A sense of contentment makes us kindly and benevolent to others; we are not chafed and galled by cares which are tyrannical because original. We are fulfilling our proper destiny, and those around us feel the sunshine of our own hearts.
      - [Contentment]

A woman is seldom merciful to the man who is timid.
      - [Timidity]

A woman too often reasons from her heart; hence two-thirds of her mistakes and her troubles.
      - [Heart]

Agreeable surprises are the perquisites of youth.
      - [Youth]

Ah, what without a heaven would be even love!--a perpetual terror of the separation that must one day come.
      - [Heaven]

Alas! innocence is but a poor substitute for experience.
      - [Innocence]

All that poets sing, and grief hath known, of hopes laid waste, knells in that word "alone."
      - [Solitude]

And whatever you lend, let it be your money, and not your name.

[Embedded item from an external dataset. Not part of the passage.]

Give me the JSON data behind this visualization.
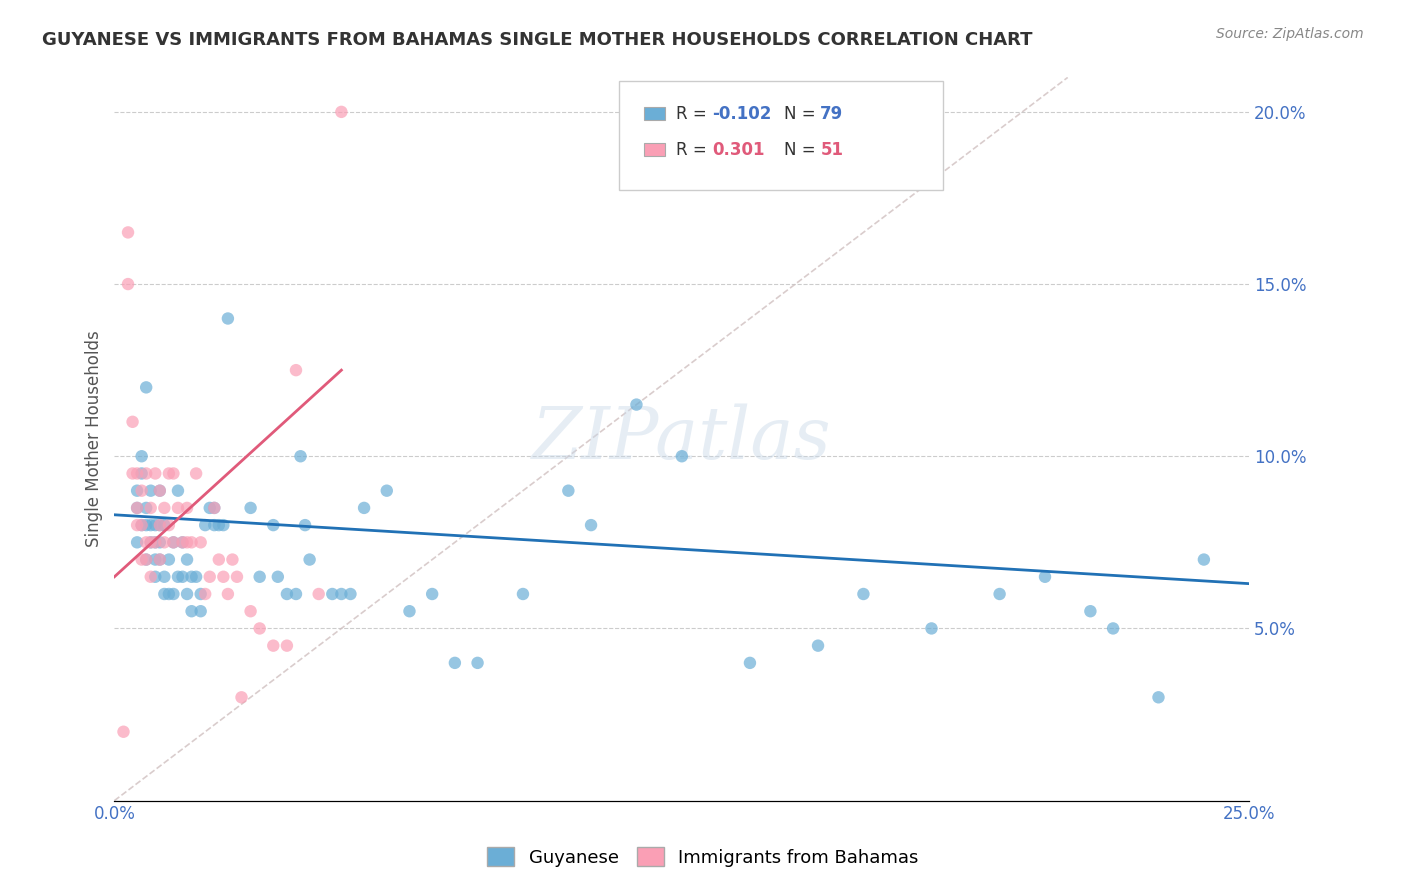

Money you may get again, and, if not, you may contrive to do without it; name once lost you cannot get again, and, if you can contrive to do without it, you had better never have been born.
      - [Lending]

Anger ventilated often hurries towards forgiveness; anger concealed often hardens into revenge.
      - [Anger]

Art and science have their meeting-point in method.
      - [Science]

Art does not imitate nature, but it founds itself on the study of nature,--takes from nature, the selections which best accord with its own intention, and then bestows on them that which nature does not possess, viz. the mind and the soul of man.
      - [Art]

Art employs method for the symmetrical formation of beauty, as science employs it for the logical exposition of truth; but the mechanical process is, in the last, ever kept visibly distinct, while in the first it escapes from sight amid the shows of color and the curves of grace.